Whatever the model or models chosen, retailers also need to ensure that they have the demand, supply, space and workforce planning capabilities needed to run efficient fulfillment.

• Fresh and sustainable offers as a competitive advantage. Sales data and consumer studies show that today’s shoppers want to make healthier, more sustainable choices. As inflation pushes prices up, the retailers that can effectively manage fresh products without losing profit to unnecessary waste will be able to use fresh products as a differentiator and competitive advantage.

John Lert, Founder and CEO, Alert Innovation:
• Fresh, prepared foods remain focus for grocers. Supermarket visits will increasingly be primarily for fresh and prepared foods, with packaged goods ordered online for store pick up or home delivery. Customer segmentation around preference for self-selection of fresh goods will drive omnichannel execution strategies in the future.

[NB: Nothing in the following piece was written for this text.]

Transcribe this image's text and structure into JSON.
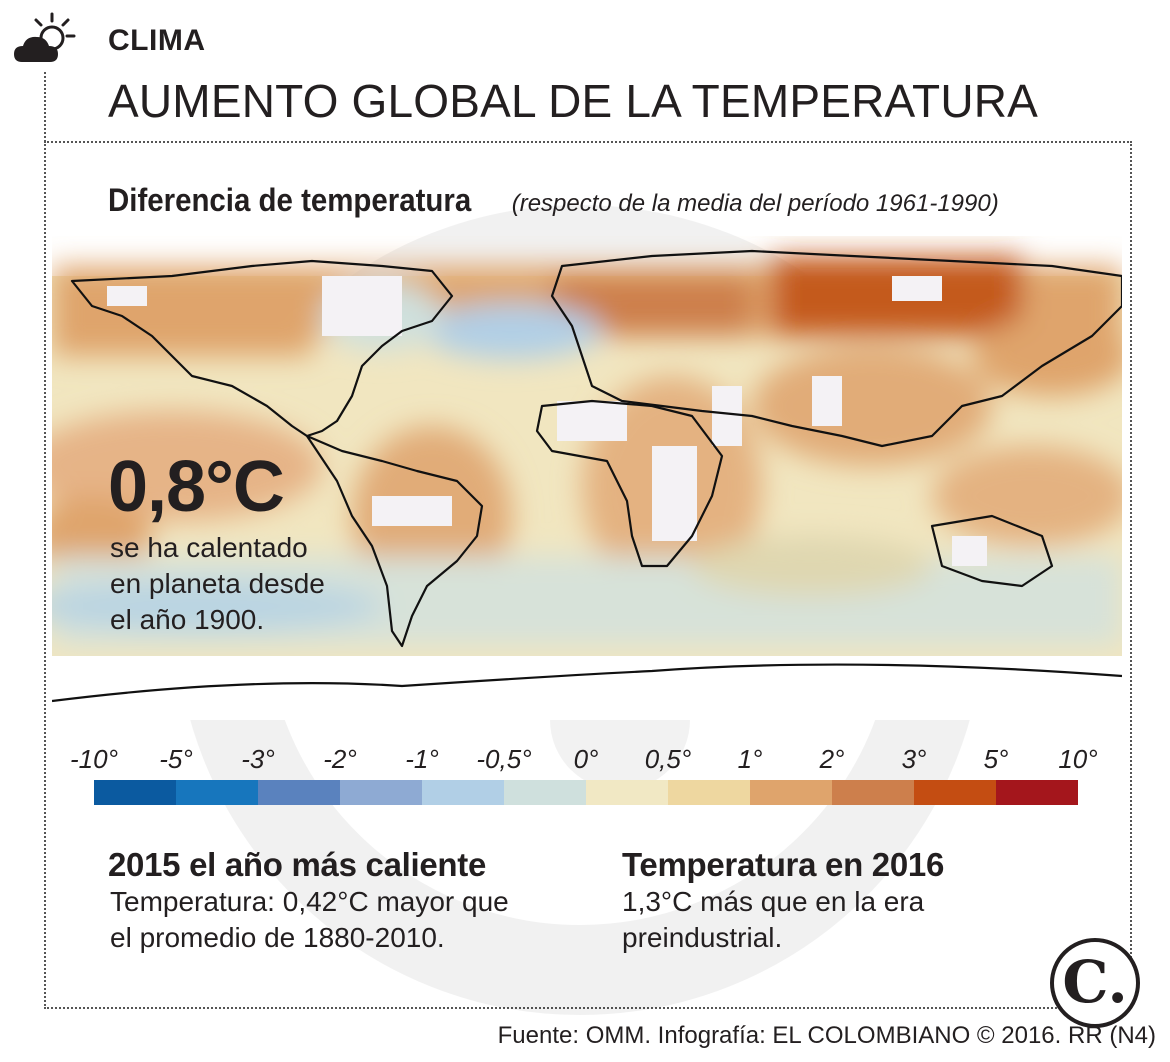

• More tech comes to retail. Retailers will continue to experiment and innovate with ways to combine in-store and digital shopping and fulfillment. This will include everything from the increased use of QR codes on store shelves to incorporation of ordering support in consumer content.

• Even more tech comes to retail. Deployment of store-level automation solutions by retailers to achieve sustainable profitability and further engage shoppers will accelerate significantly in 2022 and beyond. 

Brett Bever, global product management director, ToolsGroup:
• The Best Ability is Availability. As disruptions to the global transportation system continue to impact lead times, the buying decision for consumers is frequently determined by whether or not a retailer actually has stock to sell.

While this is of less importance for brand owners with no immediate competition for specific products, it is critical for general merchandise and specialty goods retailers to ensure they have modeled supplier substitution into their global supply chains and budgeted for appropriate inventory levels across redundant distribution channels. 

• Focus on Fulfilment. As a secondary component to availability, the convenience factor of optimal order fulfillment is increasing in priority when consumers make a buying decision.

Opportunities exist today to challenge the hegemony of Amazon when it comes to online orders and thinking about stores as “hyper-local fulfilment centers” for buy-online-ship-to-home orders can be key to changing purchasing patterns in a retailer’s favor. To accomplish this, companies must also ensure that fulfilment demand is the driving force for inventory optimization at the store level, and not strictly sales demand.